It"s not exactly a shock to learn that organized cybercriminals are beginning to use generative AI tools and services for new kinds of attacks. Today, we got a lot more information about how these state-sponsored hackers are using large language models.
In a blog post, Microsoft, in partnership with OpenAI, announced a new research on how hackers are using LLMs.It includes info on specific groups that have been identified as using generative AI tools.
The groups are based in countries like Russia, North Korea, Iran, and China. One of them is labeled Forest Blizzard and is linked to the Russian GRU Unit 26165. Microsoft says the group has been active in targeting organizations that are related to ongoing invasion of Ukraine.
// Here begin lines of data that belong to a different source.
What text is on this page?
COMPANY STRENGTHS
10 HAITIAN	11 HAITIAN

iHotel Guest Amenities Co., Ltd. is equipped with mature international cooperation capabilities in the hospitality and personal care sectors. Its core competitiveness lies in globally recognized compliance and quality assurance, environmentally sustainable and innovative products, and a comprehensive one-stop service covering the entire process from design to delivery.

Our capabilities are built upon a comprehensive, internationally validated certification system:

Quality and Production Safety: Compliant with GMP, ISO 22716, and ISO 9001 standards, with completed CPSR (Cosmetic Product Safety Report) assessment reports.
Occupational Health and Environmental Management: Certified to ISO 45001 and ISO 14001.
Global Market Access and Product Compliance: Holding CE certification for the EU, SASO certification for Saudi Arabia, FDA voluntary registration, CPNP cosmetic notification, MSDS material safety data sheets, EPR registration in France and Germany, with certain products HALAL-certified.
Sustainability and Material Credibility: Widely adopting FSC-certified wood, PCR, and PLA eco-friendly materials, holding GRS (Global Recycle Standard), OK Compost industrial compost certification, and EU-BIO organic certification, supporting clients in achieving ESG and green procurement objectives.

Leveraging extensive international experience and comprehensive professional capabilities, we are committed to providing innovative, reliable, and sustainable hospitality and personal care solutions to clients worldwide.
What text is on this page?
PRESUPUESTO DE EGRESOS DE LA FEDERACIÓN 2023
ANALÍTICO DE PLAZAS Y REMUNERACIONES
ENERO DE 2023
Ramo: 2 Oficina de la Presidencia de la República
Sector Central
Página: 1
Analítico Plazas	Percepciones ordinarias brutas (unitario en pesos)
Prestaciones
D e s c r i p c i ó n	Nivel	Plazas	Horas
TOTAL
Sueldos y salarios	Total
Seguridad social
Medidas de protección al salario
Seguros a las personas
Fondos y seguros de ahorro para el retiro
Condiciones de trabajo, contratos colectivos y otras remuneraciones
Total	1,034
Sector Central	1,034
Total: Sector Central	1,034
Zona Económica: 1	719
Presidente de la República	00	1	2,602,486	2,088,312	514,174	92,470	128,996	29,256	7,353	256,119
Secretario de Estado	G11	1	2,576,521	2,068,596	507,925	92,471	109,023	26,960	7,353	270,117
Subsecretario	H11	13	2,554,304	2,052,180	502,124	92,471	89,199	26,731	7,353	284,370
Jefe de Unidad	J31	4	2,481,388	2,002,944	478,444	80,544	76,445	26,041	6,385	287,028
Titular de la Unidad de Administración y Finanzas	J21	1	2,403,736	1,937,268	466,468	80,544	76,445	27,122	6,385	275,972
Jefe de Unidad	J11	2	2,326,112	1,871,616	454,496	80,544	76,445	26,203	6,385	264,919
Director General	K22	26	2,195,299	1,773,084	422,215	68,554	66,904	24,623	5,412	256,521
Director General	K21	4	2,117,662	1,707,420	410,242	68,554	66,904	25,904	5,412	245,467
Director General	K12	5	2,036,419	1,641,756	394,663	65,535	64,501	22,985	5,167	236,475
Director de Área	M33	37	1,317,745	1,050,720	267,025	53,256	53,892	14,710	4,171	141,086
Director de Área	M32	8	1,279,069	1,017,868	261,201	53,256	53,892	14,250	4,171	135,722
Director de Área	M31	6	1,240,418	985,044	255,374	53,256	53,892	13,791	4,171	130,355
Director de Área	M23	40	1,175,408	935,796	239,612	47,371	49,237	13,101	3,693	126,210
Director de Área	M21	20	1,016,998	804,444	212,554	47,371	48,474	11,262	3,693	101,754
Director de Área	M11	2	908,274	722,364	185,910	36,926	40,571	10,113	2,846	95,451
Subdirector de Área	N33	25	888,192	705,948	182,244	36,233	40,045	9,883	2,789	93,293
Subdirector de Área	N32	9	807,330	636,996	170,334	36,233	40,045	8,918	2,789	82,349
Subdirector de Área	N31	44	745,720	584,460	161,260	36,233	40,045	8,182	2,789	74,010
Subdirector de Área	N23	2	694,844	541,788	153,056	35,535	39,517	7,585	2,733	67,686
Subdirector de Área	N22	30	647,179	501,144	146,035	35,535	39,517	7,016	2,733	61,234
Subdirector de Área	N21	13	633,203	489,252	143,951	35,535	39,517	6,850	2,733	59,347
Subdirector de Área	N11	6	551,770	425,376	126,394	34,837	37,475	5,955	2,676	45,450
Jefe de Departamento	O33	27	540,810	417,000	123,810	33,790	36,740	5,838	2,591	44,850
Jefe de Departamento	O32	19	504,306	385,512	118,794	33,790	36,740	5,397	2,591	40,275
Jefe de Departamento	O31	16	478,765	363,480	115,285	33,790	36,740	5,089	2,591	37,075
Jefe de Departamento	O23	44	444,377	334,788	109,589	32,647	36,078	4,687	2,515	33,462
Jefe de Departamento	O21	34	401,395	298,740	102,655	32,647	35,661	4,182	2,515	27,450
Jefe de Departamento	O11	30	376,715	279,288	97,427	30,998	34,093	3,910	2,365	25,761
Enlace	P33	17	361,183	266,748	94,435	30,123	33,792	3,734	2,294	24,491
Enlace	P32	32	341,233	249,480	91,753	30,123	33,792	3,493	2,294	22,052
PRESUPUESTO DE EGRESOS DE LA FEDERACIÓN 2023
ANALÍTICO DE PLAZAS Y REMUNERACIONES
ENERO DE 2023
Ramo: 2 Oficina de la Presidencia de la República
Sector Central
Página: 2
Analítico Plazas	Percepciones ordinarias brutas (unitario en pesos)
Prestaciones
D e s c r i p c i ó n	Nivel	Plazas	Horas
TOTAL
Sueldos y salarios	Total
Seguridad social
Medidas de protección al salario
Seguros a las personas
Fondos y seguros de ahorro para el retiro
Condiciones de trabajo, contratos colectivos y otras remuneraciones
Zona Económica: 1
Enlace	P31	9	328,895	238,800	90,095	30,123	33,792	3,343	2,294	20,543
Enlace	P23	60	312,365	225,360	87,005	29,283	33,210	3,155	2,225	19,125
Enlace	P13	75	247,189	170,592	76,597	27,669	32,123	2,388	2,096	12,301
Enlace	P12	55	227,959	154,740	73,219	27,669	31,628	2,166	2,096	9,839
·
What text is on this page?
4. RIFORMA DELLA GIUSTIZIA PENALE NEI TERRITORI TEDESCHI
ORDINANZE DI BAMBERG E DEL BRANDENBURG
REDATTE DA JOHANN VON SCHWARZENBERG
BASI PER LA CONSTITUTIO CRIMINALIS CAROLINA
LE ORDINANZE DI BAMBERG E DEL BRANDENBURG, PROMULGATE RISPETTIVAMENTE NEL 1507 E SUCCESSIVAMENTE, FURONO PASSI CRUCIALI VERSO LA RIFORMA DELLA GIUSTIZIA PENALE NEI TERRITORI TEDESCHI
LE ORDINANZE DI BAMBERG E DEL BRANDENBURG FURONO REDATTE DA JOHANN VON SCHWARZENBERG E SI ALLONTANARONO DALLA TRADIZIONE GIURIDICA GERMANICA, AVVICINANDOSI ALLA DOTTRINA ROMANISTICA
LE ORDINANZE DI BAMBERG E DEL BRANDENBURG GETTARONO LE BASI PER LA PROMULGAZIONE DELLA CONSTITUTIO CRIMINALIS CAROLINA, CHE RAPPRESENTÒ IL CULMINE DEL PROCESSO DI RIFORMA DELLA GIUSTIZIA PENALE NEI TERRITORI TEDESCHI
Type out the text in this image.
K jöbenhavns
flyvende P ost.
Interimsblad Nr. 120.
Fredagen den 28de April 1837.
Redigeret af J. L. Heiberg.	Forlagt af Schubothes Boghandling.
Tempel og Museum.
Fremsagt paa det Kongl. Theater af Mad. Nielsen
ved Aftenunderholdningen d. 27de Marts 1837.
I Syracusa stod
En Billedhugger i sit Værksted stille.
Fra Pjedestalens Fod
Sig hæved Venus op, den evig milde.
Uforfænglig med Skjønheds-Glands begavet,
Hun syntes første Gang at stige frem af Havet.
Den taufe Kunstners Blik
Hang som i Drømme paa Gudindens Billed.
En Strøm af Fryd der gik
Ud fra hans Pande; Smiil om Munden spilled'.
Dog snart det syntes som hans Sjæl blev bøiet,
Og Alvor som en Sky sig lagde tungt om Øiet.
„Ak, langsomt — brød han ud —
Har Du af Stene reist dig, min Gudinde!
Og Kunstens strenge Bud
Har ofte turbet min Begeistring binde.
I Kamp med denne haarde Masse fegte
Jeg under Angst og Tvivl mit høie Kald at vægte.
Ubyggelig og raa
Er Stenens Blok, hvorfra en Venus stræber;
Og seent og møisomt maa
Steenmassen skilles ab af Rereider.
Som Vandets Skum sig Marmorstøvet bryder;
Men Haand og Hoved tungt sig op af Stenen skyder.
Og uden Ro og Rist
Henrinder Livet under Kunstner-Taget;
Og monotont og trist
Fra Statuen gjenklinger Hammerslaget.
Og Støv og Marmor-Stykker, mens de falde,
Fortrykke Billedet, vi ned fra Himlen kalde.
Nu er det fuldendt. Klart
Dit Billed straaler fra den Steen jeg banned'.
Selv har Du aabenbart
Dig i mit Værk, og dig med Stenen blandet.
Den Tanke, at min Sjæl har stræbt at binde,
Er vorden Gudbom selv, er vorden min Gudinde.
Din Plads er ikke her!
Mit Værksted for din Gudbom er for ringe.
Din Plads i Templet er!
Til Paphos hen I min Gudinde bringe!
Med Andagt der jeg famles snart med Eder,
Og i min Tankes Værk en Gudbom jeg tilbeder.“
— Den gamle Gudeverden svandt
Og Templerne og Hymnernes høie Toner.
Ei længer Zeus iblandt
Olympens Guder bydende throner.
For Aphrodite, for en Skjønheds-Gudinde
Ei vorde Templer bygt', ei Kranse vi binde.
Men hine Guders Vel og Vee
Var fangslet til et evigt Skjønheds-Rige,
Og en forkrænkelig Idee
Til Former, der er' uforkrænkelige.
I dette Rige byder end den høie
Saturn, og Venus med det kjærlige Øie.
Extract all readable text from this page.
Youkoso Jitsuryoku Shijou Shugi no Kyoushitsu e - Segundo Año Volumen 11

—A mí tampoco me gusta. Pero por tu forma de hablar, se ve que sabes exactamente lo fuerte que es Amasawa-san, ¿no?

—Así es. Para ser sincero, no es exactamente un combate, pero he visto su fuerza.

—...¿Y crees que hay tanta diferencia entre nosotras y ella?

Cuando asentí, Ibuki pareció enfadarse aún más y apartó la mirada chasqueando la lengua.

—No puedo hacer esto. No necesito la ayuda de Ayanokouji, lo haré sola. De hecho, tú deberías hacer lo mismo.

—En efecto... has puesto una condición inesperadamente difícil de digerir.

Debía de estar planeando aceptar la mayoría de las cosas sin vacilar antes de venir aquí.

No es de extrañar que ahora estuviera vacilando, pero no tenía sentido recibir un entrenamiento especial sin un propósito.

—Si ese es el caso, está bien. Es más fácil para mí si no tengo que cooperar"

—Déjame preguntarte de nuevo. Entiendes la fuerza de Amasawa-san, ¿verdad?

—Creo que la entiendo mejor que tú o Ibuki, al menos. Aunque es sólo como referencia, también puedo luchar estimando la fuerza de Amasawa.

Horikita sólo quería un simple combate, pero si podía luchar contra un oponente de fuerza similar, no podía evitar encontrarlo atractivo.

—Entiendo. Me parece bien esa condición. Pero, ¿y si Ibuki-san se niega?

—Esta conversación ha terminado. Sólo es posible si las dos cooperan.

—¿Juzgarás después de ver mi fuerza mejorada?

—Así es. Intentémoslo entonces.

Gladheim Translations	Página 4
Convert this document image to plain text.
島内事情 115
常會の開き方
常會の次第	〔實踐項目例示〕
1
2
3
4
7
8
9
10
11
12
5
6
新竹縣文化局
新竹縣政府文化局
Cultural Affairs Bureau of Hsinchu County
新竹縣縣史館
Microsoft claims Forest Blizzard has been using LLMs "to understand satellite communication protocols, radar imaging technologies, and specific technical parameters." Its research adds that this group has been trying to automate tasks like file selection and manipulation with LLMs as well.
Another cybercriminal group that Microsoft says is using AI has been labeled as Salmon Typhoon. The China-based group has a history of targeting government and US defense contractors. According to Microsoft, Salmon Typhoon has used LLMs in a variety of ways. They include finding coding errors and translating technical computing papers.
Microsoft says it will continue to partner with OpenAI to research the use of AI by cybercriminals.
As part of this commitment, we have taken measures to disrupt assets and accounts associated with threat actors, improve the protection of OpenAI LLM technology and users from attack or abuse, and shape the guardrails and safety mechanisms around our models.
The company added that it will use its own Copilot for Security service to go after these LLM-based cyber threats.